Why is CRM already in the clouds, but BPM not quite yet?

Ian Gotts from Nimbus has recently posted an article here on Redux that talks about BPM and Cloud. A good read with a nice and crisp “Definitions” section that explains the term Cloud App in a way that I fully agree with.

For cloud solutions (including all aspects of BPM in the cloud) the sky should be the limit, but in reality there are concerns that I hear over and over again when speaking to companies about a solution like ARISalign:

* Our processes are our competitive differentiator and we want our data about them to be absolutely secure. No cloud solution can offer this kind of security

* We want to own operational control over systems that support our business

It seems to be pretty difficult to even start exploring cloud alternatives when these two items are brought up. I would think that customer data is considered sensitive information as well. Nevertheless many companies are willing to use Salesforce.com and something must have caused this mind-shift towards putting your customer data into the cloud.

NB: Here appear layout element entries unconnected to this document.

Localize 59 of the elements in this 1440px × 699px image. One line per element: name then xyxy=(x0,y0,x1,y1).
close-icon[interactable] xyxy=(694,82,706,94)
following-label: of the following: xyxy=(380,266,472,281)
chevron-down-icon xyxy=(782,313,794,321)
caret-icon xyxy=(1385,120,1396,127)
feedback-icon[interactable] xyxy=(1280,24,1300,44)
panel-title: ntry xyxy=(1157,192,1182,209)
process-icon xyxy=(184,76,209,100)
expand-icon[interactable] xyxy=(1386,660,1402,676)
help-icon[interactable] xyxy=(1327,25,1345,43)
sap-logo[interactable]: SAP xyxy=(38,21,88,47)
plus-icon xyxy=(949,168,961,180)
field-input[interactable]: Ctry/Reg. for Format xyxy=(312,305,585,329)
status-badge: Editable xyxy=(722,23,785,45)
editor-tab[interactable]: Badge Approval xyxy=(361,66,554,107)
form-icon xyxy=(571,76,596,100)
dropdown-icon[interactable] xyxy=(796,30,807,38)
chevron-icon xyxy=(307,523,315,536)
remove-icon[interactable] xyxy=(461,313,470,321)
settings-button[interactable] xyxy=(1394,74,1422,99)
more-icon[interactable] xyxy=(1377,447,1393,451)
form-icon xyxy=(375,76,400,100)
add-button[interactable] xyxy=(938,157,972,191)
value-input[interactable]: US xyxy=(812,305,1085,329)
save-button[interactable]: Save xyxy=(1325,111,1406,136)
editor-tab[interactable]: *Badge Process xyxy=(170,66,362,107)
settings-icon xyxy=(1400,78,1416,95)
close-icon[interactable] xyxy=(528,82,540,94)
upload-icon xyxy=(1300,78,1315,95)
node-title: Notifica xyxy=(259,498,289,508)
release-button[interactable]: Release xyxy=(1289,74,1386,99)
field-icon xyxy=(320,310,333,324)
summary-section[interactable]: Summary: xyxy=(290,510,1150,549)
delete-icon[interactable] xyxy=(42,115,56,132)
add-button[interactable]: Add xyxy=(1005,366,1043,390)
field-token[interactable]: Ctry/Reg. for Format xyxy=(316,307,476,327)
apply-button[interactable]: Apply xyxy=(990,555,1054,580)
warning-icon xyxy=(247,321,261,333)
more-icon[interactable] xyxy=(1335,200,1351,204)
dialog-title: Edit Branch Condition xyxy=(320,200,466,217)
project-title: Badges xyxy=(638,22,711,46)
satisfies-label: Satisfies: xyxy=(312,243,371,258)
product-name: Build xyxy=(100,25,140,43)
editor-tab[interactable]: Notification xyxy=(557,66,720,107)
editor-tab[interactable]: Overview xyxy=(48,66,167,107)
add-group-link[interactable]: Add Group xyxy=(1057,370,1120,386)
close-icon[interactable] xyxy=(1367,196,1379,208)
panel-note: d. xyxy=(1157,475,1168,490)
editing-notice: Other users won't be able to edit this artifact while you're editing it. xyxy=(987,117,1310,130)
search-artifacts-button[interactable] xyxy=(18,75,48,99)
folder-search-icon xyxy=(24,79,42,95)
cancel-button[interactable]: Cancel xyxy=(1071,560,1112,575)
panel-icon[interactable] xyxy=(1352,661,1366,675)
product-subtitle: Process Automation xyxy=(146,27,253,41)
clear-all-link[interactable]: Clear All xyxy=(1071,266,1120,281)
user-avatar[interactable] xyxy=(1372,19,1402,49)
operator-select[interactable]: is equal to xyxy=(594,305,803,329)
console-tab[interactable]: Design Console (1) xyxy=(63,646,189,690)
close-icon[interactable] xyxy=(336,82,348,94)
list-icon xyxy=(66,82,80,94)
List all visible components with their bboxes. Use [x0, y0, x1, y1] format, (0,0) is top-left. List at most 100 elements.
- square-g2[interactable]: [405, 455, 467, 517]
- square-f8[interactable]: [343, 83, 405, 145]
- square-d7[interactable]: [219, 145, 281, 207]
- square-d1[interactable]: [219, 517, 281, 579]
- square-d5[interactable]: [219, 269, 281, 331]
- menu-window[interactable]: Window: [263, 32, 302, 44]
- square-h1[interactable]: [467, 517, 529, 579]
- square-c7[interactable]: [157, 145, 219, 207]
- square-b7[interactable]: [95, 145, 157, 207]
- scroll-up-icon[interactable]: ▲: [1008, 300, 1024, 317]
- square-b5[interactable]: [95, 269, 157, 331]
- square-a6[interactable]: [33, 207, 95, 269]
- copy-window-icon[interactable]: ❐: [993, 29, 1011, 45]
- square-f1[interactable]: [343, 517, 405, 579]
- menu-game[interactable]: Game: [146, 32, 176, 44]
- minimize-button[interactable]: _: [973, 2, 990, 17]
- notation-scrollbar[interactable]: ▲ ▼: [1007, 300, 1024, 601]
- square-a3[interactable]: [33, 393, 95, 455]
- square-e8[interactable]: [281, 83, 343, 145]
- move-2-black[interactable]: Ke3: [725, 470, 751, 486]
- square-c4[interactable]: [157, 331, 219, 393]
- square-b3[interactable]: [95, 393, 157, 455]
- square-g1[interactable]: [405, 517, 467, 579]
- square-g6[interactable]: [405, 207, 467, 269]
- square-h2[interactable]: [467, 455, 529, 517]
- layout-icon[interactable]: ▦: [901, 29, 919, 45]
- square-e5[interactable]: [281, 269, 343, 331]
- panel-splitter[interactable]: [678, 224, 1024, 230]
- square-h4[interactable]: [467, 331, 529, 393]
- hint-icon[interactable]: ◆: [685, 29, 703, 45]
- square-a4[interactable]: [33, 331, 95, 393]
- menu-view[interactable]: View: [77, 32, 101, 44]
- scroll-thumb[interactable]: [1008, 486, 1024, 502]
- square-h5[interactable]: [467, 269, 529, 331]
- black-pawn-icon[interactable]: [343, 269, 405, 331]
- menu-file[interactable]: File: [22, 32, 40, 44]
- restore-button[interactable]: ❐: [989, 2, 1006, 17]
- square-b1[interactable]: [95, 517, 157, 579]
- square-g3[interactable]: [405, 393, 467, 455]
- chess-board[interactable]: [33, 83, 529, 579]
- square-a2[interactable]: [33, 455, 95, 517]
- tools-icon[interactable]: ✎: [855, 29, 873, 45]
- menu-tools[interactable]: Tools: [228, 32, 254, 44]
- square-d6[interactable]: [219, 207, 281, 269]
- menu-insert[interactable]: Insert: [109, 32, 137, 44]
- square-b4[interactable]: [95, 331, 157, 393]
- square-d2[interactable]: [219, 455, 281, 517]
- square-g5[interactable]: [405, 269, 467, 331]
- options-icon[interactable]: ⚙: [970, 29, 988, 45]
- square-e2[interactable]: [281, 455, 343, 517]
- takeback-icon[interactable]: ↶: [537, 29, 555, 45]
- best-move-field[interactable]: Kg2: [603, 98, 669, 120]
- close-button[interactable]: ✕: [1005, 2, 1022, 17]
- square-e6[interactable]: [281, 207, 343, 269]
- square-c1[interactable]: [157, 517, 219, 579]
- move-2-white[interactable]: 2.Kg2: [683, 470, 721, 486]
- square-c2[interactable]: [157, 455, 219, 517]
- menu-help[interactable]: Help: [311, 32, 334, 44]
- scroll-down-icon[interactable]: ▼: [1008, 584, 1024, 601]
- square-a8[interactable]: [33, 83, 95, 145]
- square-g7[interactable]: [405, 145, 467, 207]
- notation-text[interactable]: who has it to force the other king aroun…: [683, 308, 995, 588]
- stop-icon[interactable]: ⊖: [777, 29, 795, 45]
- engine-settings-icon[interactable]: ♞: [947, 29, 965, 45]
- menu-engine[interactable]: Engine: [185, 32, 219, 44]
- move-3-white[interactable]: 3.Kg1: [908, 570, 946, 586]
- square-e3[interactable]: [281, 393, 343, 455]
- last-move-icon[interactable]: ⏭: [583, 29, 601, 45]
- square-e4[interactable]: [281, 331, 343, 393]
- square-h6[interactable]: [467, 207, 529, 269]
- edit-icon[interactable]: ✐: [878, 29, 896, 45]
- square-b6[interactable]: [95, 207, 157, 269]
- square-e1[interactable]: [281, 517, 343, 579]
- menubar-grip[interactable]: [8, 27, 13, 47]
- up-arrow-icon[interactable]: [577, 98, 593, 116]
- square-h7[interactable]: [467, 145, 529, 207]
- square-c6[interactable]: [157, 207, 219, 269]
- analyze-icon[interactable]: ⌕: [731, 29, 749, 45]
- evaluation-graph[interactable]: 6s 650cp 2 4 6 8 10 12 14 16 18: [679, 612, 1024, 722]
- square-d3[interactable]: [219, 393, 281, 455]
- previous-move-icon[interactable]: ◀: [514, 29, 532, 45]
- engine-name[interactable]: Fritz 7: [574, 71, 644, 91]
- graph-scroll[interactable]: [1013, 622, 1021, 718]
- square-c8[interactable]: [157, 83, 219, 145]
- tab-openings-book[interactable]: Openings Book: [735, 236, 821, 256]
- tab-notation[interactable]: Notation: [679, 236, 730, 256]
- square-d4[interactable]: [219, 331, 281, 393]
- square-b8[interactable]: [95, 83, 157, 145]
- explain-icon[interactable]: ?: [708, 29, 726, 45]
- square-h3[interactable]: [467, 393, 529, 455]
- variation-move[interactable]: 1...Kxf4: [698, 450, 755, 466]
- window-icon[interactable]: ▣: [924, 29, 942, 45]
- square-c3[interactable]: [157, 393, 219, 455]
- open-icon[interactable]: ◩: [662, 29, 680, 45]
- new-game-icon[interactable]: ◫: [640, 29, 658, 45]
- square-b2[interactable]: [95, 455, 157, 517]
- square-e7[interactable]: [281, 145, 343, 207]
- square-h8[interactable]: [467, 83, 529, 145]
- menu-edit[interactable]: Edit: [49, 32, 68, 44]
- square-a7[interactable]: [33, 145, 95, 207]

What do you think were the main drivers for companies starting to feel that it is “OK” to put their customer data in the cloud?

Looking at the cloud benefits that are typically being discussed (cost reduction, greater flexibility, IT shift from maintenance to innovation, etc.) I am looking for the one piece that contributed mostly to the success of CRM in the cloud. Maybe the same driver will move BPM to the clouds as well?


One response to “Why is CRM already in the clouds, but BPM not quite yet?

  1. Perhaps one of the reasons that Salesforce.com took off with cloud-based customer data was because early on it was viewed primarily as a sales support tool as supposed to a current-customer-support tool.